To modify the out-of-box demo:
Change the OOBTask routine to match this:
static void OOBTask(void *pvParameters) { long lRetVal = -1; SlGetRxStatResponse_t rxStat; //Read Device Mode Configuration ReadDeviceConfiguration(); //Connect to Network lRetVal = ConnectToNetwork(); if(lRetVal < 0) { ERR_PRINT(lRetVal); LOOP_FOREVER(); } //Handle Async Events while(1) { //LED Actions if(g_ucLEDStatus == LED_ON) { GPIO_IF_LedOn(MCU_RED_LED_GPIO); osi_Sleep(500); } if(g_ucLEDStatus == LED_OFF) { GPIO_IF_LedOff(MCU_RED_LED_GPIO); osi_Sleep(500); } if(g_ucLEDStatus==LED_BLINK) { GPIO_IF_LedOn(MCU_RED_LED_GPIO); osi_Sleep(500); GPIO_IF_LedOff(MCU_RED_LED_GPIO); osi_Sleep(500); } osi_Sleep(3000); sl_WlanRxStatGet(&rxStat,0); Report("RSSI: Data+Ctrl %d dBi\t\tMgMNT %d dBi\r\n", rxStat.AvarageDataCtrlRssi, rxStat.AvarageMgMntRssi); } }
Fill in the AP details and remove the forceAP jumper so the board can connect to a WiFi networks accessible from a Linux computer.

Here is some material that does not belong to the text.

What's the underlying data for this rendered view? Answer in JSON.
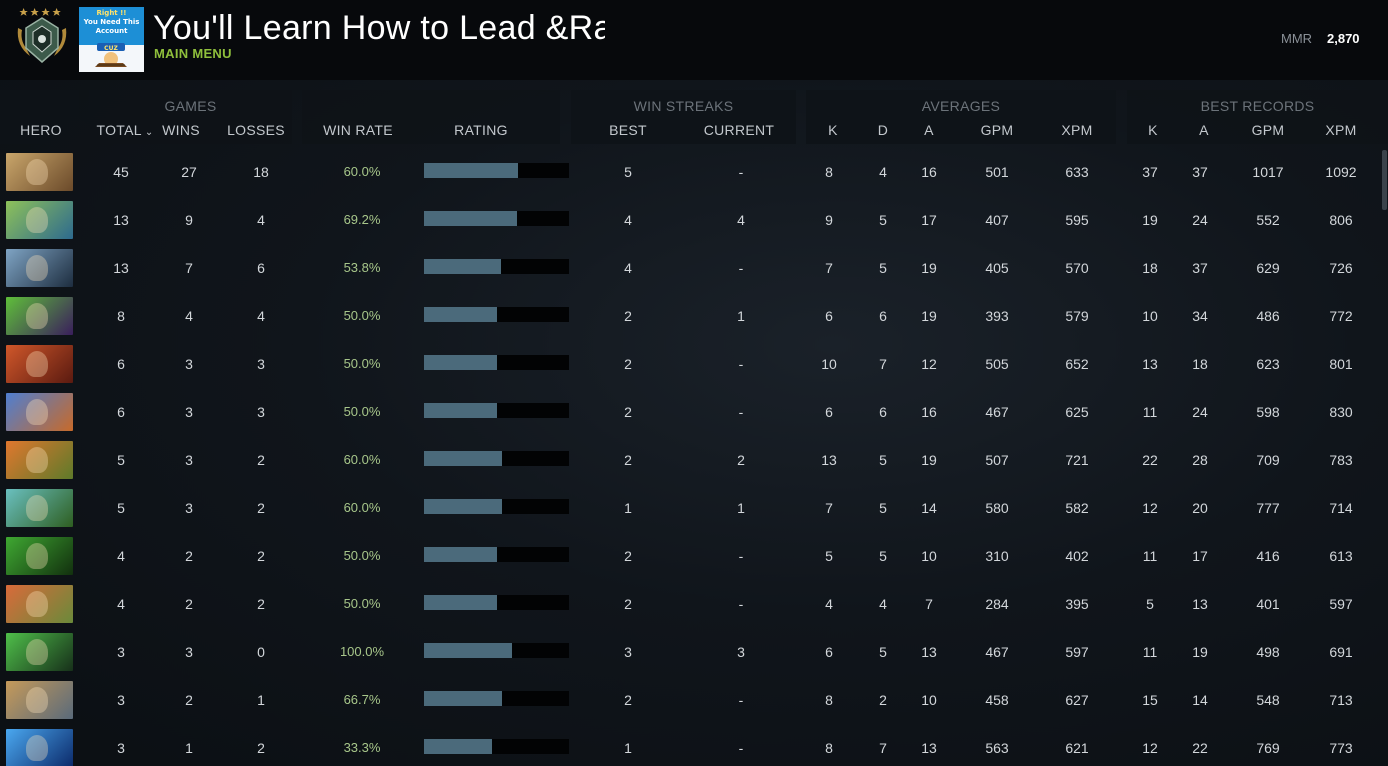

On a Linux computer, run this from the command line to send a lot of requests to the launchpad
while true; do wget -q -O - http://<ip_address>/param_online.html; echo; done
After a few seconds, the board will lock up, requests will time-out and if you pause the debugger you will be in the FaultISR() routine. If you change the out-of-box demo to the TI-RTOS, you can diagnose it much easier.
I have tried doing everything mentioned above and commenting out the sl_WlanRxStatGet() line and there are no issues. The issue is only present when I am reading the Rx Stats.
In summary, am I doing something wrong? Is there something I should be doing to prevent this from happening? Is this a bug with the SimpleLink driver? I am open to questions and to test different theories.